L’unico antico accesso al borgo ancora visibile

All’ingresso del borgo di Travale si conserva una porta ad arco che rappresenta una delle ultime tracce leggibili dell’antico sistema di accesso medievale. Questa apertura, semplice nella forma ma significativa nella funzione, segnava il punto di passaggio tra lo spazio esterno e l’abitato fortificato, regolando l’ingresso lungo una direttrice viaria che collegava Travale ai centri vicini, in particolare verso Gerfalco e la Maremma.

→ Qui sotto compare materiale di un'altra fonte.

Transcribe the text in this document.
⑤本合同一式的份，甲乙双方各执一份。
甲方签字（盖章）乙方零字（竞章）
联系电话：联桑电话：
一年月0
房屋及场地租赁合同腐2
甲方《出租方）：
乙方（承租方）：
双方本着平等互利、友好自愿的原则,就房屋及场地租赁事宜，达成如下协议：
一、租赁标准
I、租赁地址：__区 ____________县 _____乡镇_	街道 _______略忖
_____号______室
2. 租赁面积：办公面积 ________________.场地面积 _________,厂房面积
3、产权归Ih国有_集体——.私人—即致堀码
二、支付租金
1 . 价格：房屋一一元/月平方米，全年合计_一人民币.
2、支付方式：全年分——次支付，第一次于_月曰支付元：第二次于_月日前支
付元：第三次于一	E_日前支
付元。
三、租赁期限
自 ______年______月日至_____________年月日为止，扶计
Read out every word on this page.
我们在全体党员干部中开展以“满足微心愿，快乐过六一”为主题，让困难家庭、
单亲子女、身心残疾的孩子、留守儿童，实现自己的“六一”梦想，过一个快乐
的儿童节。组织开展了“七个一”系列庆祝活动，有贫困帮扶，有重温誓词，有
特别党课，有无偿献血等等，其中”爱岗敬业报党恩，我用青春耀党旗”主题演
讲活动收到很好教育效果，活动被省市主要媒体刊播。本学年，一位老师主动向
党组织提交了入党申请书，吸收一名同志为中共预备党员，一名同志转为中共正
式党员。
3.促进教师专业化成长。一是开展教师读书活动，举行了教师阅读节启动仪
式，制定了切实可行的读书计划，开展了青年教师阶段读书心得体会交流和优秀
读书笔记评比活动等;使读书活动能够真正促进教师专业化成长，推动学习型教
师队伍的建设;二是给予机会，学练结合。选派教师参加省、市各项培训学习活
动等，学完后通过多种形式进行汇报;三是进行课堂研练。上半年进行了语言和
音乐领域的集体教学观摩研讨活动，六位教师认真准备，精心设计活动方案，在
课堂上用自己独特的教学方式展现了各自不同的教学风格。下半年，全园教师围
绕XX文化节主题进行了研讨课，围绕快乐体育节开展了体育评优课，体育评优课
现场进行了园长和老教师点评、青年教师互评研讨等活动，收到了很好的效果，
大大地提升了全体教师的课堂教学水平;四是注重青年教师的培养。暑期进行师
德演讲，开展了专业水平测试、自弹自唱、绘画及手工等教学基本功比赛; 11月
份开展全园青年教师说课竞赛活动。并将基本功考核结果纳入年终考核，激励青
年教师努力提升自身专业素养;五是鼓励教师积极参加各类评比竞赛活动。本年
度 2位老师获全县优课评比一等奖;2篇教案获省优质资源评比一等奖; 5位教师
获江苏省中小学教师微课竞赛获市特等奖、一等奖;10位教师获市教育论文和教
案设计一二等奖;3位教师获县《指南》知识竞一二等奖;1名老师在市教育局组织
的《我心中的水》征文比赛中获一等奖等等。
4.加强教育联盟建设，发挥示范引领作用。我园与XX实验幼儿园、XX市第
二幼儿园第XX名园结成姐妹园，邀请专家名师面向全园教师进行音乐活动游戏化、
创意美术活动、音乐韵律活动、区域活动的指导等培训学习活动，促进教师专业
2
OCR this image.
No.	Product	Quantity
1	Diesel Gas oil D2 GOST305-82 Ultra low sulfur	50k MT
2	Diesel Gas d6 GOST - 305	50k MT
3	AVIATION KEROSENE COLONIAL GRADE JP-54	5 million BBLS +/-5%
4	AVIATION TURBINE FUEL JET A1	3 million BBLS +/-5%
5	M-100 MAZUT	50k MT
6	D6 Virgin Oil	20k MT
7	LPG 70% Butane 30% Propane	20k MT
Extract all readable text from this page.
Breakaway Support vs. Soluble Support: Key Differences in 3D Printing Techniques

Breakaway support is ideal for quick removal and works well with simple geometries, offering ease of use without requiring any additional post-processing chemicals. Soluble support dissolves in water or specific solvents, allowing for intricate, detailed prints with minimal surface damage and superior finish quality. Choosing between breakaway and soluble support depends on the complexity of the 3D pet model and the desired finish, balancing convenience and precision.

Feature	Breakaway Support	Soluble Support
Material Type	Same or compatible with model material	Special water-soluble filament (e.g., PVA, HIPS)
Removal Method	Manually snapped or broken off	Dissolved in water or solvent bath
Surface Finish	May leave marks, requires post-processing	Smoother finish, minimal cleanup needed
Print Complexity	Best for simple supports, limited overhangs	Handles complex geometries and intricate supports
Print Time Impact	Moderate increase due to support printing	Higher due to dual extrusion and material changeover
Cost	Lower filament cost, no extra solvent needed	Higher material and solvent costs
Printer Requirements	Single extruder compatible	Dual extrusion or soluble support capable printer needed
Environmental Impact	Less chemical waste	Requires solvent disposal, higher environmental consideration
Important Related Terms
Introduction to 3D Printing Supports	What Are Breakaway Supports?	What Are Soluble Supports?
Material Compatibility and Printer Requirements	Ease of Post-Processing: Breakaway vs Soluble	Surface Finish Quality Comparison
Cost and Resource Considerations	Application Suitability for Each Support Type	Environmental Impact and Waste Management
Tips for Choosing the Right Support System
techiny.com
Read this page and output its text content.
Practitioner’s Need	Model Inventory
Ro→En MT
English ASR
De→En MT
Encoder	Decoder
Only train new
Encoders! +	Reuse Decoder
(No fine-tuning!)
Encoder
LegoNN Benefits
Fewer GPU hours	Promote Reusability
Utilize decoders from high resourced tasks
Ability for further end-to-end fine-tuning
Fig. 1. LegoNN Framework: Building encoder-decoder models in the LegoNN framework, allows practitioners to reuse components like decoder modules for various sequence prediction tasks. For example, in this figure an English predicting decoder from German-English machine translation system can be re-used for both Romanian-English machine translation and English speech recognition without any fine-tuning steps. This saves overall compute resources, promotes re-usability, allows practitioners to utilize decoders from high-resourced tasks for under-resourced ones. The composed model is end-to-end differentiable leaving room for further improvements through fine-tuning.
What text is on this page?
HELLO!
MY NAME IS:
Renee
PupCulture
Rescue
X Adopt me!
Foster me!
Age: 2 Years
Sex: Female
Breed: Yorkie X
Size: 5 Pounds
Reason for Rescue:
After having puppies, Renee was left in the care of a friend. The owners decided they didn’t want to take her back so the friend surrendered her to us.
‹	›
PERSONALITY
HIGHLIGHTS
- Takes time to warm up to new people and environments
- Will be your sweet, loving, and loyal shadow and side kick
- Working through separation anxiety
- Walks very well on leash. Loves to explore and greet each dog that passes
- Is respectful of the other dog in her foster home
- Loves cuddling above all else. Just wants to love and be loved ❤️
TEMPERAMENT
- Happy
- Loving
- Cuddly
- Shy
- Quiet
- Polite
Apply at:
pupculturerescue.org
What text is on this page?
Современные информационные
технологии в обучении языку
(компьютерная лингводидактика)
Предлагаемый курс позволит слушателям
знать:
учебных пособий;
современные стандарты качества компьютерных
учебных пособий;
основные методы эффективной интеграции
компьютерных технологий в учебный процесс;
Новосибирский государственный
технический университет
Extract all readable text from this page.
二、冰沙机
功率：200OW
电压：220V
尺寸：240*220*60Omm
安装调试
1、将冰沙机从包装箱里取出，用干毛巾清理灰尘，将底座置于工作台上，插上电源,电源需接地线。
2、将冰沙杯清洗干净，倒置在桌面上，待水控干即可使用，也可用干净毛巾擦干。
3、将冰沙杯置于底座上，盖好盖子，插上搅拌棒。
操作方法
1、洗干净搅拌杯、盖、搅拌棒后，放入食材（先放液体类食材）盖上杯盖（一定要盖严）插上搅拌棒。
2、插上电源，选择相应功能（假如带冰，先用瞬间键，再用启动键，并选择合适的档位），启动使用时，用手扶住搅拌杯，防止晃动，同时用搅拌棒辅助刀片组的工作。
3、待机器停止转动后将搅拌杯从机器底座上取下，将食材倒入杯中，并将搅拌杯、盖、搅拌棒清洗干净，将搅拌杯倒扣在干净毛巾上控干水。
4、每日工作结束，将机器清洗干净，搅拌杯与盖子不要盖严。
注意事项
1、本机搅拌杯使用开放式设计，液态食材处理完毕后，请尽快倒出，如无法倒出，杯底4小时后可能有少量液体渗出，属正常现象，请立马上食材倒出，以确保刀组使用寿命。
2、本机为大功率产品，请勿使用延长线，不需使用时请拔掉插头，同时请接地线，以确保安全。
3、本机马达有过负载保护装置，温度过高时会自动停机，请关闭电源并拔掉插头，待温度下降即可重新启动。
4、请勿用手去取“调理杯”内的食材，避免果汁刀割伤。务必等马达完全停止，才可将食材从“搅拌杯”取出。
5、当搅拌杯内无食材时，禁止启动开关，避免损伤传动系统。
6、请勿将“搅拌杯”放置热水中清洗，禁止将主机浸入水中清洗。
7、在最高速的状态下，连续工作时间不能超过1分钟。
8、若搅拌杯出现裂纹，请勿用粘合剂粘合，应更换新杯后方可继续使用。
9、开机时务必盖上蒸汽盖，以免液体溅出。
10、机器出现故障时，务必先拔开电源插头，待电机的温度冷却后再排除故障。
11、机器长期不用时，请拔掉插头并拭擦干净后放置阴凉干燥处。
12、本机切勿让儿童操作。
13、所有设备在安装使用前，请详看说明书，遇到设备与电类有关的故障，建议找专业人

La porta del XIII secolo, parte del circuito murario costruito durante il periodo di dominio senese, assumeva un ruolo strategico sia dal punto di vista difensivo sia da quello commerciale, controllando il transito di persone, animali e merci. Nel corso dell’assedio fiorentino del XVI secolo, quando le truppe di Cosimo I de’ Medici colpirono il sistema difensivo del borgo, gran parte della cinta muraria venne distrutta, ma la porta riuscì a sopravvivere a quelle demolizioni. Interventi di restauro eseguiti in epoca recente ne hanno valorizzato le strutture, restituendole un aspetto più vicino a quello originario. E oggi, pur privata degli apparati originari come battenti o sistemi di chiusura, conserva intatta la sua funzione di porta urbica, passaggio tra epoche diverse, elemento che introduce nel cuore storico del paese e ne racconta la struttura medievale.

Porta Massetana

L’accesso perduto verso la Maremma e le vie del commercio

La Porta Massetana rappresentava uno degli accessi principali al borgo medievale di Travale, oggi scomparso ma ancora vivo nella memoria storica e nella toponomastica locale. Il suo nome derivava dalla direzione che indicava: quella verso Massa Marittima e la Maremma, lungo un tracciato viario di fondamentale importanza per i collegamenti e gli scambi. Da qui prendeva avvio la cosiddetta “Via Bella”, strada che conduceva verso Gerfalco e Brezzano, attraversando un territorio segnato da mulini, poderi e attività agricole. La porta svolgeva una funzione difensiva e costituiva un vero punto di passaggio economico, regolando il transito di merci, legname e prodotti del territorio, in un’area storicamente vocata alla lavorazione del legno e allo sfruttamento delle risorse boschive.

La sua distruzione, avvenuta in epoca relativamente recente, ha cancellato un elemento architettonico significativo, ma non il suo ruolo nella struttura del borgo, che resta leggibile nell’organizzazione degli spazi e nei percorsi ancora oggi riconoscibili. Porta Massetana rimane così un segno assente ma eloquente, testimonianza di un tempo in cui Travale era nodo attivo tra entroterra e costa, tra economia locale e rotte più ampie dell’alta Valdicecina medievale.